As wage differentials grew, and the highly skilled shifted the focus of their identity from nationhood to profession, the value for all others of maintaining their national identity decreased. The low-skilled were trapped in a less valuable national identity.
This dynamic, according to Collier, explains the vote for Brexit in Britain and the rise in right-wing nationalism in other rich countries: it is concentrated among lower-skilled inhabitants of more rural, less ethnically mixed environments where traditional national identity is still dominant. It also explains declining trust in elites: because members of the elite identify primarily with their more global professional identity, they are perceived as caring less about their reciprocal obligations with the rest of the nation. Delegating choices to experts is passé, because experts no longer care about the rest of us.
Rising wage differentials may destroy the equilibrium proposed by Henrich.
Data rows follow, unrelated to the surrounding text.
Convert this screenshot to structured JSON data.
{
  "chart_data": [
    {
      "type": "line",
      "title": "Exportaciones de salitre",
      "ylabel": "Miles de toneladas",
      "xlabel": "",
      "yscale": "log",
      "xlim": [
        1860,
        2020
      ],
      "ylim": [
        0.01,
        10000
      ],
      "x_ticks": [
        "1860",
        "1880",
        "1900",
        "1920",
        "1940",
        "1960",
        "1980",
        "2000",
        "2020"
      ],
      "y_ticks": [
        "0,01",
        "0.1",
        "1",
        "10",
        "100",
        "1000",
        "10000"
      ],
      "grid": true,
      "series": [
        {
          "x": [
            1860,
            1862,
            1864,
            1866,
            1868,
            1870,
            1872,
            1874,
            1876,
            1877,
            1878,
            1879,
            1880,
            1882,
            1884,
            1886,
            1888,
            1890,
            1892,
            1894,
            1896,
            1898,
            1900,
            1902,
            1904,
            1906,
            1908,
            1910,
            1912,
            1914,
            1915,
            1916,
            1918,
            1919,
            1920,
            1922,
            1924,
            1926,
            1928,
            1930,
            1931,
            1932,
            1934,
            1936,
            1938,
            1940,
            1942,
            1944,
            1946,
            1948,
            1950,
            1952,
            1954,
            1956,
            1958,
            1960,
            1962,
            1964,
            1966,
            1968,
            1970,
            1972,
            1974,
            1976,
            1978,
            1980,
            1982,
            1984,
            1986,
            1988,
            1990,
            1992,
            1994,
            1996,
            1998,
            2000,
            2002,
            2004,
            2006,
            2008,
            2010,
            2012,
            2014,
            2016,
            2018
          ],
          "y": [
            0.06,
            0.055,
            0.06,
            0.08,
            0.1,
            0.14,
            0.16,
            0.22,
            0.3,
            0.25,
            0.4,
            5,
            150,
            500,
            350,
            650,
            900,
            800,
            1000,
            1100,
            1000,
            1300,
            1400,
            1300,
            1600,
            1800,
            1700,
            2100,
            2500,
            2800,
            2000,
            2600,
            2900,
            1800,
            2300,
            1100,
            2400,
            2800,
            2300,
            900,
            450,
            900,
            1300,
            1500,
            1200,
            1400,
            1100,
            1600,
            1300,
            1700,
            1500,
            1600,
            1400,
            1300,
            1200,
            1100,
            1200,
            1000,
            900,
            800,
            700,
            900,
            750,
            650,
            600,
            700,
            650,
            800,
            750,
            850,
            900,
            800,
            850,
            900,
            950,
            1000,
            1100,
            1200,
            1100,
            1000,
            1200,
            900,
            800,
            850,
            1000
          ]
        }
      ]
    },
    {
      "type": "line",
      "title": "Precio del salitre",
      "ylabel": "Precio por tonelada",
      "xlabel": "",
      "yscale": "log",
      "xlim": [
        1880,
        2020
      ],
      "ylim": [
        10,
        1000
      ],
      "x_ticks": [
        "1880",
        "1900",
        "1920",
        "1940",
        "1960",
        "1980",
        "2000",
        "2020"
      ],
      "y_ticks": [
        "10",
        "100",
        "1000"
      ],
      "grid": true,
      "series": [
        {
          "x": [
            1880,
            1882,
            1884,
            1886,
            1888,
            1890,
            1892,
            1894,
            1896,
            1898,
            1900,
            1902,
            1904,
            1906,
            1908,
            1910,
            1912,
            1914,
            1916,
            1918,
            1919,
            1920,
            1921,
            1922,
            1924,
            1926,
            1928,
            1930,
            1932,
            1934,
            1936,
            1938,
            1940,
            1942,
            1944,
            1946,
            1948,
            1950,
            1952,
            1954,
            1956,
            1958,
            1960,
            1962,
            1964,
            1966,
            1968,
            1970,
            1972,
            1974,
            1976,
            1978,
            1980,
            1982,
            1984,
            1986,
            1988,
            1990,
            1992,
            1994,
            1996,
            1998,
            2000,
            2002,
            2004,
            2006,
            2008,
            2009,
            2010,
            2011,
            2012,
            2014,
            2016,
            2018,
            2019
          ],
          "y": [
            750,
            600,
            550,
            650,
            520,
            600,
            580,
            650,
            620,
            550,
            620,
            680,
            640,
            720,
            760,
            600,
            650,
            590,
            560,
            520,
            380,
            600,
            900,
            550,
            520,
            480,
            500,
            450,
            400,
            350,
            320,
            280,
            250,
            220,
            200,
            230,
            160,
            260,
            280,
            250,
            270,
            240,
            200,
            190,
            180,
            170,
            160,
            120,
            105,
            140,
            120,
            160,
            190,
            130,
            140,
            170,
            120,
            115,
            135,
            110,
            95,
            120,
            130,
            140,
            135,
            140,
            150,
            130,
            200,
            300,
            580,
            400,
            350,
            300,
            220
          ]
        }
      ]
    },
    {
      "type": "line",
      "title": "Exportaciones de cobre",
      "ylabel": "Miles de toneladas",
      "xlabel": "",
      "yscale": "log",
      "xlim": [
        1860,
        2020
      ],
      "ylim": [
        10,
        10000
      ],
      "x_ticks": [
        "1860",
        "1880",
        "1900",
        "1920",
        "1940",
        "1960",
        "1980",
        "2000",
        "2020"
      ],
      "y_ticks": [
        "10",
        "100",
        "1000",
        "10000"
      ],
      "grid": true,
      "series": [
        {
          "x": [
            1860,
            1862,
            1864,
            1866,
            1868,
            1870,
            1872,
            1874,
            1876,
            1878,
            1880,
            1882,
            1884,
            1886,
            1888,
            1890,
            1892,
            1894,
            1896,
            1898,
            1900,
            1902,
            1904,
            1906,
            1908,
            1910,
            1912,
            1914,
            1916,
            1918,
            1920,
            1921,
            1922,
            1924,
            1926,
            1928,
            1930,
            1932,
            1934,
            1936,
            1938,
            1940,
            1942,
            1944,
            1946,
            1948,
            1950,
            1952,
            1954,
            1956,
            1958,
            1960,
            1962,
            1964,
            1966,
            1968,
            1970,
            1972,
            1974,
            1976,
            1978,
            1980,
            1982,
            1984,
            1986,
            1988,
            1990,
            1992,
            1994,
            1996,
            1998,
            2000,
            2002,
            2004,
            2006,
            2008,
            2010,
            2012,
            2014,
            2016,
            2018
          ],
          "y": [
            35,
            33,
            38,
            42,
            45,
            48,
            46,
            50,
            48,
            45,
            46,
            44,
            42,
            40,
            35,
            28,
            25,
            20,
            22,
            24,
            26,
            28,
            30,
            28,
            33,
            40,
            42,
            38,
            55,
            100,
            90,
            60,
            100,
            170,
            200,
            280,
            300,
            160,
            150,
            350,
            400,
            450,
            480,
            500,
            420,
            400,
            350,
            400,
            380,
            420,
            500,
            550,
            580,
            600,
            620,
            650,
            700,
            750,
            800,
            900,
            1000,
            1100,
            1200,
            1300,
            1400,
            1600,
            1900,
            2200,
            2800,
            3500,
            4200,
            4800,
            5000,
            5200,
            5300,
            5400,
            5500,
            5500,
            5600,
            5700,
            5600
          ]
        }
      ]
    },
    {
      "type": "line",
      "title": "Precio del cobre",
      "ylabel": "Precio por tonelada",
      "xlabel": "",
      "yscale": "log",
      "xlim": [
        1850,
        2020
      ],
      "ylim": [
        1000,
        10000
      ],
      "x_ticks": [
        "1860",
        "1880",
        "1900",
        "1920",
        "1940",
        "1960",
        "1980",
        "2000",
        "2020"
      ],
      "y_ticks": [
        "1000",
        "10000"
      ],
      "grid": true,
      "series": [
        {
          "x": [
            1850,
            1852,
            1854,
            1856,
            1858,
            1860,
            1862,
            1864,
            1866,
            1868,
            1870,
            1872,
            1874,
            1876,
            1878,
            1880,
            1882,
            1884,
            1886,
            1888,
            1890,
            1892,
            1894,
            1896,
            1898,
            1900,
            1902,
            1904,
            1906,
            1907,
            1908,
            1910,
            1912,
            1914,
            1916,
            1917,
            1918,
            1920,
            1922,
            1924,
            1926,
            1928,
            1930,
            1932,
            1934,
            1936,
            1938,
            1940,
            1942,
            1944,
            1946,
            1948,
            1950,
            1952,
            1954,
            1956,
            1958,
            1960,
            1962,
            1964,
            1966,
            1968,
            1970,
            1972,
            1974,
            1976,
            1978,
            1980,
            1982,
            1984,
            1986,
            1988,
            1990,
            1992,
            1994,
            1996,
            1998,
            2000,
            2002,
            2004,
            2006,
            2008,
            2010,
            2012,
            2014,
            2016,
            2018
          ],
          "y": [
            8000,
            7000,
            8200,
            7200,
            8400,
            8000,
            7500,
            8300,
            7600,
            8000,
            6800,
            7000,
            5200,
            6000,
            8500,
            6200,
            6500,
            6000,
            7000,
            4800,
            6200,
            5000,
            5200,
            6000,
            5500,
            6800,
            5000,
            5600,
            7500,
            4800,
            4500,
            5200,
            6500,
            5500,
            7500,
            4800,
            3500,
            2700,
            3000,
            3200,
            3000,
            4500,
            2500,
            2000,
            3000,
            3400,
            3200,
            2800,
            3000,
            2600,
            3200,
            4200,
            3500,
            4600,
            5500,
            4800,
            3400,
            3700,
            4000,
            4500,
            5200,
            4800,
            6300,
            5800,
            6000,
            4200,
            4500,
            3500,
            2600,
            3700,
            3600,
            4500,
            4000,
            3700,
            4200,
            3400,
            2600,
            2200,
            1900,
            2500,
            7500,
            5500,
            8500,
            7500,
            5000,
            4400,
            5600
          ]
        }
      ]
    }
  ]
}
If the prestigious are already very well paid, and are not perceived as being generous with their knowledge, prestige may collapse. This may be another instance of the incompatibility between homo economicus and community morality emphasized by Samuel Bowles in his book The Moral Economy: the self-interested, transactional behavior that defines the market is not acceptable in the family or the community.
The collapse in the prestige equilibrium can do enormous damage to a society, because it may break the implicit contract whereby society uses critical skills. To see why and how, look no further than what has happened in Venezuela.
In 2002, then-President Hugo Chávez’s left-wing populist rhetoric targeted the national oil company PDVSA. The company was already a state-owned enterprise, so nationalization was not the issue. For Chávez, the problem was PDVSA’s meritocratic culture: to succeed in the company, political connections were of no use. What the company valued most was the knowledge needed to manage a complex organization.
Social barriers to entry at PDVSA were low, because Venezuela had a 50-year history of free university education and decades of generous scholarships to study abroad, especially in oil-related fields. But once in, advancement was merit-based. A similar culture developed in the power sector, the central bank, universities, and other entities that were critical for state capacity.
The populist revolt equated knowledge with privilege and threw it out the window. When the merit culture was threatened, the company went on strike, and more than 18,000 workers – over 40% of the company’s labor force and almost all of its senior management – were fired. As a result, there was a spectacular collapse in the performance of the oil industry and, eventually, in all the other institutions affected by the war on expertise, leading to the catastrophe that is Venezuela today.
The lesson is clear. Given the requirements of today’s technology, dismissing expertise as privilege is dangerous. But because gaining expertise takes time and effort, it is not freely accessible to “the people.” The only way to sustain it is through an implicit prestige market: the experts are supposed to be generous with their knowledge and committed to the nation. Society “pays” them back by according them a social status that makes their position desirable, even if wage differentials are compressed, as they often are in the public sector (and were in Venezuela at the time of the lethal attacks on expertise).
The alternative to populism is an arrangement whereby experts demonstrate authentic public spiritedness in exchange for society’s esteem, as often happens with military leaders, academics, and doctors. A well-functioning prestige market is essential to reconciling technological progress and the maintenance of a healthy polity.